Recentemente, ho cominciato a scrivere un romanzo ambientato lassù nel “Plateau” (l’altopiano dell’Alta Loira), proprio in quel periodo della storia. Mi sono lanciato in una ricerca approfondita di tutto quello che succedeva in quegli anni bui in Francia. E ho imparato molte lezioni di coraggio e di integrità umana, in mezzo all’orrore della guerra. Ho capito che ci sono momenti in cui si deve scegliere cosa fare. Accettare l’odio, la discriminazione, la sopraffazione, la violenza, o lottare contro essi. E ho scoperto che tanta gente sparsa in tutto il paese, non ha esitato un momento, ed ha deciso di resistere.

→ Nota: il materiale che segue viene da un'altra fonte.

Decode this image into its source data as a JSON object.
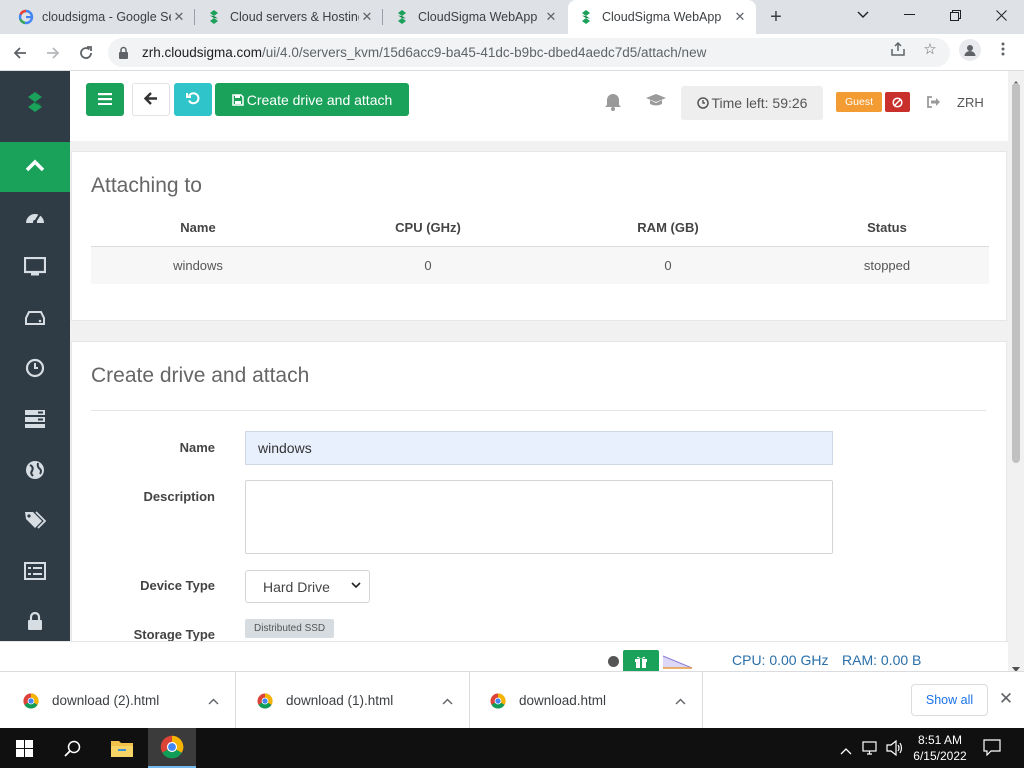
{
  "browser": {
    "tabs": [
      {
        "title": "cloudsigma - Google Se",
        "favicon": "google-g-icon",
        "active": false
      },
      {
        "title": "Cloud servers & Hosting",
        "favicon": "cloudsigma-icon",
        "active": false
      },
      {
        "title": "CloudSigma WebApp",
        "favicon": "cloudsigma-icon",
        "active": false
      },
      {
        "title": "CloudSigma WebApp",
        "favicon": "cloudsigma-icon",
        "active": true
      }
    ],
    "url_host": "zrh.cloudsigma.com",
    "url_path": "/ui/4.0/servers_kvm/15d6acc9-ba45-41dc-b9bc-dbed4aedc7d5/attach/new"
  },
  "colors": {
    "brand_green": "#1aa15a",
    "sidebar_bg": "#2f3b45",
    "teal": "#2ec4c9",
    "guest_orange": "#f39c34",
    "stop_red": "#c9302c",
    "metric_blue": "#2a6fa8"
  },
  "sidebar": {
    "items": [
      {
        "icon": "chevron-up-icon"
      },
      {
        "icon": "dashboard-gauge-icon"
      },
      {
        "icon": "monitor-icon"
      },
      {
        "icon": "hard-drive-icon"
      },
      {
        "icon": "clock-icon"
      },
      {
        "icon": "server-rack-icon"
      },
      {
        "icon": "globe-icon"
      },
      {
        "icon": "tags-icon"
      },
      {
        "icon": "list-icon"
      },
      {
        "icon": "lock-icon"
      }
    ]
  },
  "appbar": {
    "create_label": "Create drive and attach",
    "time_left": "Time left: 59:26",
    "guest_badge": "Guest",
    "region": "ZRH"
  },
  "attach": {
    "title": "Attaching to",
    "columns": [
      "Name",
      "CPU (GHz)",
      "RAM (GB)",
      "Status"
    ],
    "rows": [
      [
        "windows",
        "0",
        "0",
        "stopped"
      ]
    ]
  },
  "form": {
    "title": "Create drive and attach",
    "name_label": "Name",
    "name_value": "windows",
    "description_label": "Description",
    "description_value": "",
    "device_type_label": "Device Type",
    "device_type_value": "Hard Drive",
    "storage_type_label": "Storage Type",
    "storage_type_value": "Distributed SSD"
  },
  "status": {
    "cpu": "CPU: 0.00 GHz",
    "ram": "RAM: 0.00 B"
  },
  "downloads": {
    "items": [
      "download (2).html",
      "download (1).html",
      "download.html"
    ],
    "show_all": "Show all"
  },
  "taskbar": {
    "time": "8:51 AM",
    "date": "6/15/2022"
  }
}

La resistenza in Francia è stata maggiormente armata. Soprattutto dopo la disfatta nazi in Russia, la gente ha cominciato a darsi alla macchia per combattere i nemici interni (collaborazionisti) e i tedeschi. Anche nella zona del Chambon, si formarono gruppi di “maquisard” (partigiani) che venivano riforniti in armi dagli alleati. La storia degli scontri fra resistenti e tedeschi è una lunga scia di sangue e di morte.
Allora, risulta ancora più ammirevole, la resistenza nonviolenta di tanti cittadini normali, che semplicemente nascosero, nutrirono, aiutarono a fuggire e protessero migliaia e migliaia di perseguitati. In silenzio, sottotraccia, nell’anonimato, senza vantarsene. Sempre a rischio della propria vita.
Da questa storia, ho tratto un grande insegnamento. Sono anche le piccole azioni singole che possono sconfiggere il male, l’orrore, la vigliaccheria, l’egoismo. Sono le piccole azioni singole che possono trafiggere l’indifferenza. Senza dovere per forza ricorrere alla violenza. Lo dicevano questi pastori protestanti: “se voglio lottare per la pace, non posso usare le stesse armi del nemico”.
Spesso, frasi come questa sanno di retorica intellettuale, di mere buone intenzioni.
Ma in quegli anni della seconda guerra mondiale, lassù nel Plateau, uomini e donne come me e te, hanno dimostrato che i principi della nonviolenza possono trasformarsi in concreti, solidi e vincenti atti di resistenza. Atti di umanità. Atti di fraternità.
Oggi più che mai, la memoria e la storia ci possono aiutare a trovare i giusti strumenti, le giuste azioni, per lottare contro le mille barbarie e nefandezze che sembrano dominare il mondo.
Che il Giorno della Memoria diventi tutti i giorni della vita!